Cela dit, l’auteure n’a pas manqué de relever des entorses à la pure littéralité, si chère à Chateaubriand. En effet, dans le détail, la syntaxe n’est pas toujours respectée, les inversions de mots sont parfois modifiées, la polysémie n’est pas systématiquement conservée puisqu’un sens caché peut disparaître en français, certains termes précis en anglais le sont moins en français, des figures de style perdent de leur force, la syntaxe torturée du texte anglais est simplifiée et, surtout, le remplacement du pentamètre iambique par une version en prose atténue la puissance miltonienne de l’original. Marie-Élisabeth Bougeard-Vetö démontre hors de tout doute que Chateaubriand est resté en deçà de l’idéal de littéralité absolue qu’il cherchait à atteindre. Elle appuie sa thèse sur des statistiques et sa démonstration, très convaincante, est d’une rigueur exemplaire, vérifiable et, donc, scientifique. À la décharge du traducteur, elle reconnaît qu’il est dans l’ordre des choses que les vocabulaires anglais et français ne se recoupent pas parfaitement et qu’un spécifique doive être rendu par un générique en langue d’arrivée ou vice-versa.

En procédant à une analyse lexicale et syntaxique très poussée afin de déterminer à quel point le français est brutalisé dans la traduction, l’auteure affirme que Chateaubriand suit dans l’ensemble les règles du français. Il s’en écarte uniquement lorsque Milton s’écarte lui-même des règles de l’anglais, le plus souvent pour frapper l’esprit de ses lecteurs. Il arrive que Chateaubriand utilise de faux calques en français et qu’il torture cette langue lorsqu’il veut laisser une forte impression chez le lecteur. Par exemple, il traduit grim idol par idole grimée, ce qui est évidemment un calque erroné, mais néanmoins acceptable dans la stratégie de traduction adoptée par Chateaubriand. La preuve en est qu’ailleurs, il a bien traduit grim death par mort effrayante. Selon l’auteure, une lecture attentive du texte montre que la traduction est dans l’ensemble idiomatique, mais que de judicieux calques, des inversions de mots et des phrases un peu lourdes donnent l’impression que le texte est calqué littéralement sur le texte de Milton.

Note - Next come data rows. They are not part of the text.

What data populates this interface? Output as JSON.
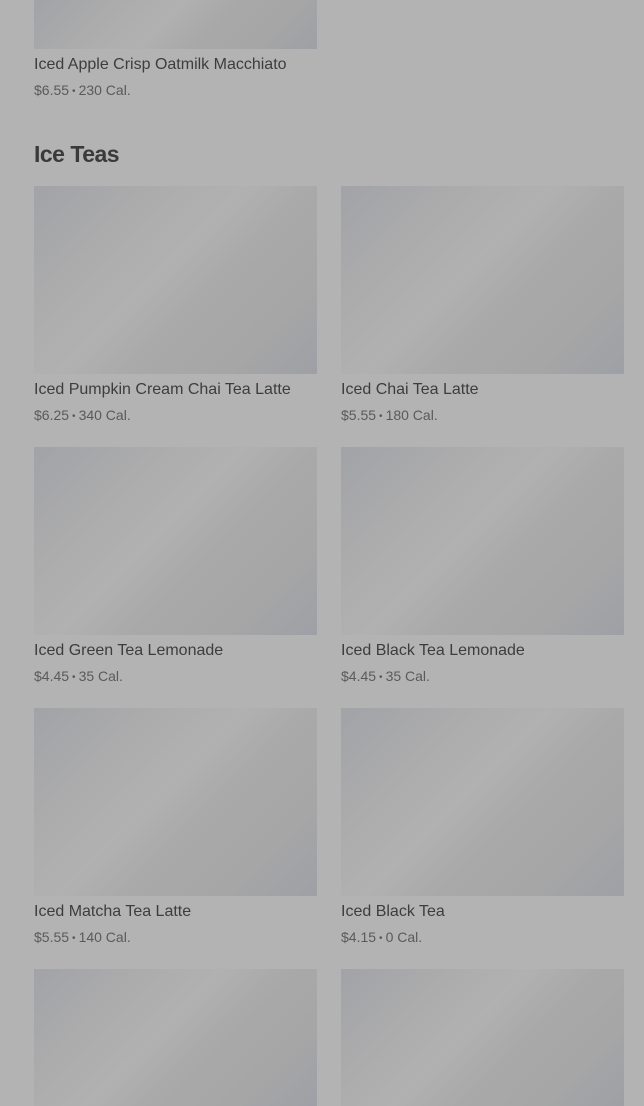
{
  "previous_item": {
    "name": "Iced Apple Crisp Oatmilk Macchiato",
    "price": "$6.55",
    "calories": "230 Cal."
  },
  "section": {
    "title": "Ice Teas",
    "items": [
      {
        "name": "Iced Pumpkin Cream Chai Tea Latte",
        "price": "$6.25",
        "calories": "340 Cal."
      },
      {
        "name": "Iced Chai Tea Latte",
        "price": "$5.55",
        "calories": "180 Cal."
      },
      {
        "name": "Iced Green Tea Lemonade",
        "price": "$4.45",
        "calories": "35 Cal."
      },
      {
        "name": "Iced Black Tea Lemonade",
        "price": "$4.45",
        "calories": "35 Cal."
      },
      {
        "name": "Iced Matcha Tea Latte",
        "price": "$5.55",
        "calories": "140 Cal."
      },
      {
        "name": "Iced Black Tea",
        "price": "$4.15",
        "calories": "0 Cal."
      }
    ]
  },
  "separator": "•"
}
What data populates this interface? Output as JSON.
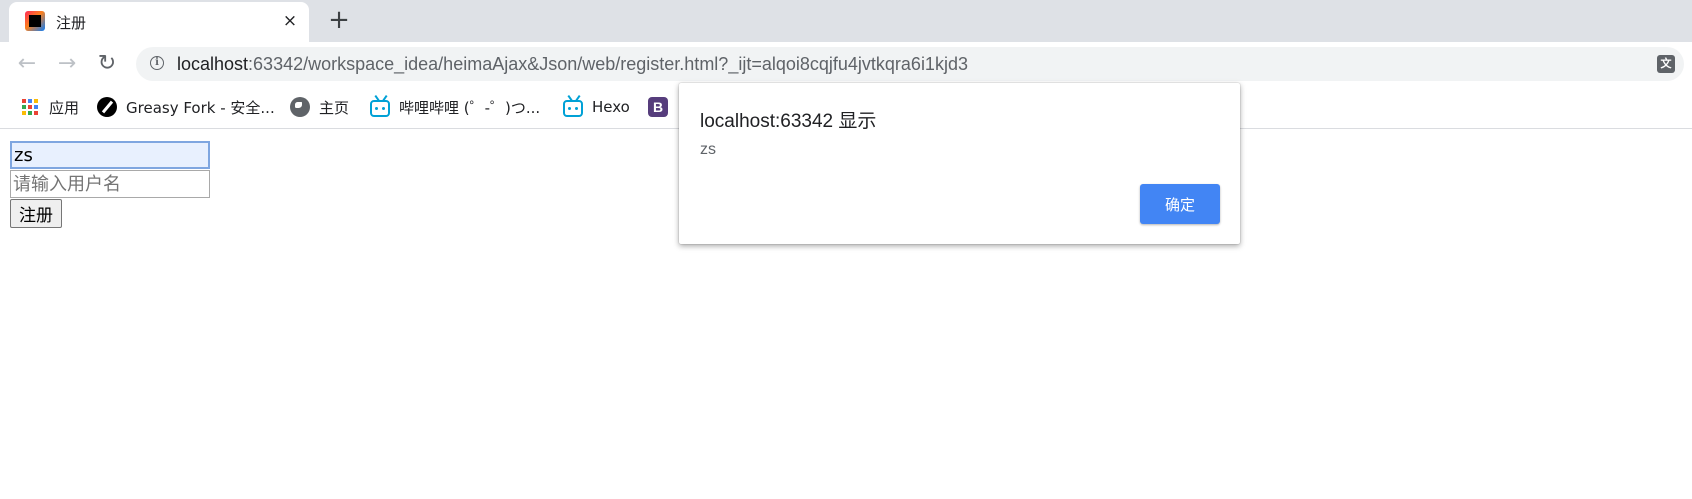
{
  "tab": {
    "title": "注册",
    "icon": "intellij-favicon",
    "close_icon": "×",
    "new_tab_icon": "+"
  },
  "toolbar": {
    "back_icon": "←",
    "forward_icon": "→",
    "reload_icon": "↻",
    "url_host": "localhost",
    "url_rest": ":63342/workspace_idea/heimaAjax&Json/web/register.html?_ijt=alqoi8cqjfu4jvtkqra6i1kjd3",
    "info_icon": "i",
    "translate_icon": "文"
  },
  "bookmarks": [
    {
      "label": "应用",
      "icon": "apps-grid-icon"
    },
    {
      "label": "Greasy Fork - 安全...",
      "icon": "greasy-fork-icon"
    },
    {
      "label": "主页",
      "icon": "globe-icon"
    },
    {
      "label": "哔哩哔哩 (゜-゜)つ...",
      "icon": "bilibili-icon"
    },
    {
      "label": "Hexo",
      "icon": "bilibili-icon"
    },
    {
      "label": "B",
      "icon": "bootstrap-icon"
    }
  ],
  "apps_colors": [
    "#ea4335",
    "#4285f4",
    "#fbbc05",
    "#34a853",
    "#ea4335",
    "#4285f4",
    "#fbbc05",
    "#34a853",
    "#ea4335"
  ],
  "form": {
    "username_value": "zs",
    "username_placeholder": "请输入用户名",
    "submit_label": "注册"
  },
  "dialog": {
    "title": "localhost:63342 显示",
    "message": "zs",
    "ok_label": "确定"
  },
  "colors": {
    "accent": "#4285f4",
    "tabstrip": "#dee1e6",
    "omnibox": "#f1f3f4"
  }
}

Chateaubriand ne recherche pas toujours la lisibilité et calque Milton volontairement, pour limiter les effets de sa prose. Fidèle à la tradition chrétienne, il est aussi opposé à l’éloquence, ce qui expliquerait qu’il ait conservé délibérément dans sa traduction l’obscurité de certains passages. Il est toutefois permis de douter de la validité de cette hypothèse de l’auteure, d’autant plus que cela ne cadre guère avec la personnalité de Chateaubriand.

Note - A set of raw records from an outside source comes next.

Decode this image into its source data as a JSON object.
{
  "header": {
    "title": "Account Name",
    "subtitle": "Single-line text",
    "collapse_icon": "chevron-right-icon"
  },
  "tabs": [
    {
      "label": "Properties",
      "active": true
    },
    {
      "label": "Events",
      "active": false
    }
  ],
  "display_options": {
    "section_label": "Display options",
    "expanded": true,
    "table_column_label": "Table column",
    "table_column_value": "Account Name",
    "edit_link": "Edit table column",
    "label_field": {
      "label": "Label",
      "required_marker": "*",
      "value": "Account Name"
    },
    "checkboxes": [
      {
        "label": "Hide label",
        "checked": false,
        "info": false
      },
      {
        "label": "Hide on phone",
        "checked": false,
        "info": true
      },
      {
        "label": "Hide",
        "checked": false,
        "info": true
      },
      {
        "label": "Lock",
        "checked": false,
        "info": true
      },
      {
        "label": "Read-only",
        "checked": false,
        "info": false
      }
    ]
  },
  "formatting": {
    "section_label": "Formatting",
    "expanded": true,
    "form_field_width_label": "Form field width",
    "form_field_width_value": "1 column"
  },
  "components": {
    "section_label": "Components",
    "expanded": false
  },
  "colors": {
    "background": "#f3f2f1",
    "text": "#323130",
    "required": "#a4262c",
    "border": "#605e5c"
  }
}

Il faut se réjouir qu’une chercheuse ait enfin analysé systématiquement la traduction de Chateaubriand sans se limiter aux Remarques sur la traduction, sur lesquelles elle porte un regard critique. Jusqu’ici, la traduction du maître de la prose qu’est Chateaubriand n’avait donné lieu à aucune étude approfondie. Aucune des traductions de Paradise Lost n’avait été l’objet d’un examen détaillé, à moins de considérer comme telles les analyses sommaires parues dans des préfaces de traduction ou la dissertation du père Bernard Routh (1695-1768) et celle de Claude-François de Constantin de Magny (1692-1764) sur la première traduction de Paradise Lost.

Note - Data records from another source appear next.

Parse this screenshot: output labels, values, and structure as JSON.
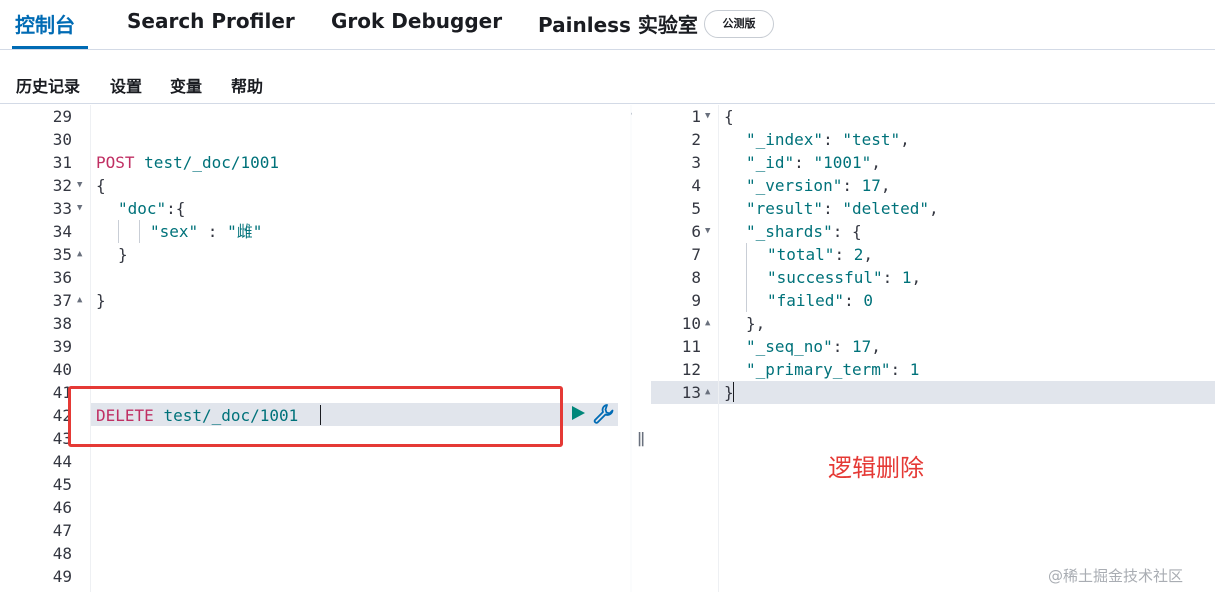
{
  "tabs": [
    {
      "label": "控制台",
      "active": true
    },
    {
      "label": "Search Profiler"
    },
    {
      "label": "Grok Debugger"
    },
    {
      "label": "Painless 实验室"
    }
  ],
  "beta_badge": "公测版",
  "menu": [
    "历史记录",
    "设置",
    "变量",
    "帮助"
  ],
  "request_editor": {
    "line_numbers": [
      "29",
      "30",
      "31",
      "32",
      "33",
      "34",
      "35",
      "36",
      "37",
      "38",
      "39",
      "40",
      "41",
      "42",
      "43",
      "44",
      "45",
      "46",
      "47",
      "48",
      "49"
    ],
    "lines": {
      "l31_method": "POST",
      "l31_url": "test/_doc/1001",
      "l32": "{",
      "l33_key": "\"doc\"",
      "l33_punc": ":{",
      "l34_key": "\"sex\"",
      "l34_punc": " : ",
      "l34_val": "\"雌\"",
      "l35": "}",
      "l37": "}",
      "l42_method": "DELETE",
      "l42_url": "test/_doc/1001"
    }
  },
  "response_editor": {
    "line_numbers": [
      "1",
      "2",
      "3",
      "4",
      "5",
      "6",
      "7",
      "8",
      "9",
      "10",
      "11",
      "12",
      "13"
    ],
    "lines": {
      "r1": "{",
      "r2_key": "\"_index\"",
      "r2_val": "\"test\"",
      "r3_key": "\"_id\"",
      "r3_val": "\"1001\"",
      "r4_key": "\"_version\"",
      "r4_val": "17",
      "r5_key": "\"result\"",
      "r5_val": "\"deleted\"",
      "r6_key": "\"_shards\"",
      "r6_punc": ": {",
      "r7_key": "\"total\"",
      "r7_val": "2",
      "r8_key": "\"successful\"",
      "r8_val": "1",
      "r9_key": "\"failed\"",
      "r9_val": "0",
      "r10": "},",
      "r11_key": "\"_seq_no\"",
      "r11_val": "17",
      "r12_key": "\"_primary_term\"",
      "r12_val": "1",
      "r13": "}"
    }
  },
  "annotation": "逻辑删除",
  "watermark": "@稀土掘金技术社区",
  "colors": {
    "accent": "#006bb4",
    "method": "#c02f63",
    "value": "#00727a",
    "annotation": "#e53935"
  }
}
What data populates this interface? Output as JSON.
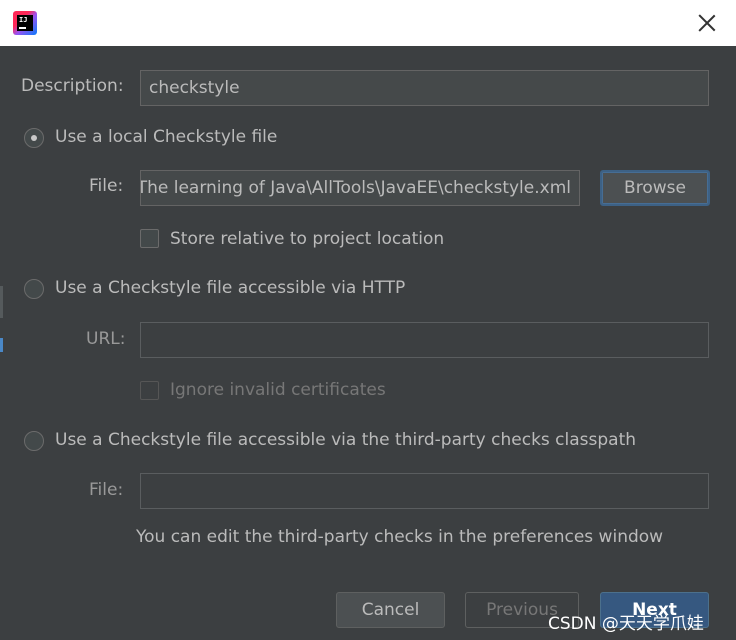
{
  "titlebar": {
    "app_icon": "intellij-idea-icon",
    "close_icon": "close-icon"
  },
  "description": {
    "label": "Description:",
    "value": "checkstyle"
  },
  "options": {
    "local": {
      "label": "Use a local Checkstyle file",
      "selected": true,
      "file_label": "File:",
      "file_value": "D:\\The learning of Java\\AllTools\\JavaEE\\checkstyle.xml",
      "browse_label": "Browse",
      "store_relative_label": "Store relative to project location",
      "store_relative_checked": false
    },
    "http": {
      "label": "Use a Checkstyle file accessible via HTTP",
      "selected": false,
      "url_label": "URL:",
      "url_value": "",
      "ignore_certs_label": "Ignore invalid certificates",
      "ignore_certs_checked": false
    },
    "classpath": {
      "label": "Use a Checkstyle file accessible via the third-party checks classpath",
      "selected": false,
      "file_label": "File:",
      "file_value": "",
      "hint": "You can edit the third-party checks in the preferences window"
    }
  },
  "buttons": {
    "cancel": "Cancel",
    "previous": "Previous",
    "next": "Next"
  },
  "watermark": "CSDN @天天学爪娃"
}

En somme, l’ouvrage Chateaubriand traducteur. De l’exil au « Paradis perdu », propose une analyse aussi rigoureuse que passionnante, appuyée par des données empiriques solides. Marie-Élisabeth Bougeard-Vetö nous amène à découvrir les procédés ingénieux imaginés par Chateaubriand pour rendre le caractère épique du texte de Milton, dont il a su conserver toute l’énergie, malgré le choix d’utiliser la prose pour faire découvrir cette épopée au lecteur de langue française. Chateaubriand était donc un traducteur avant-gardiste.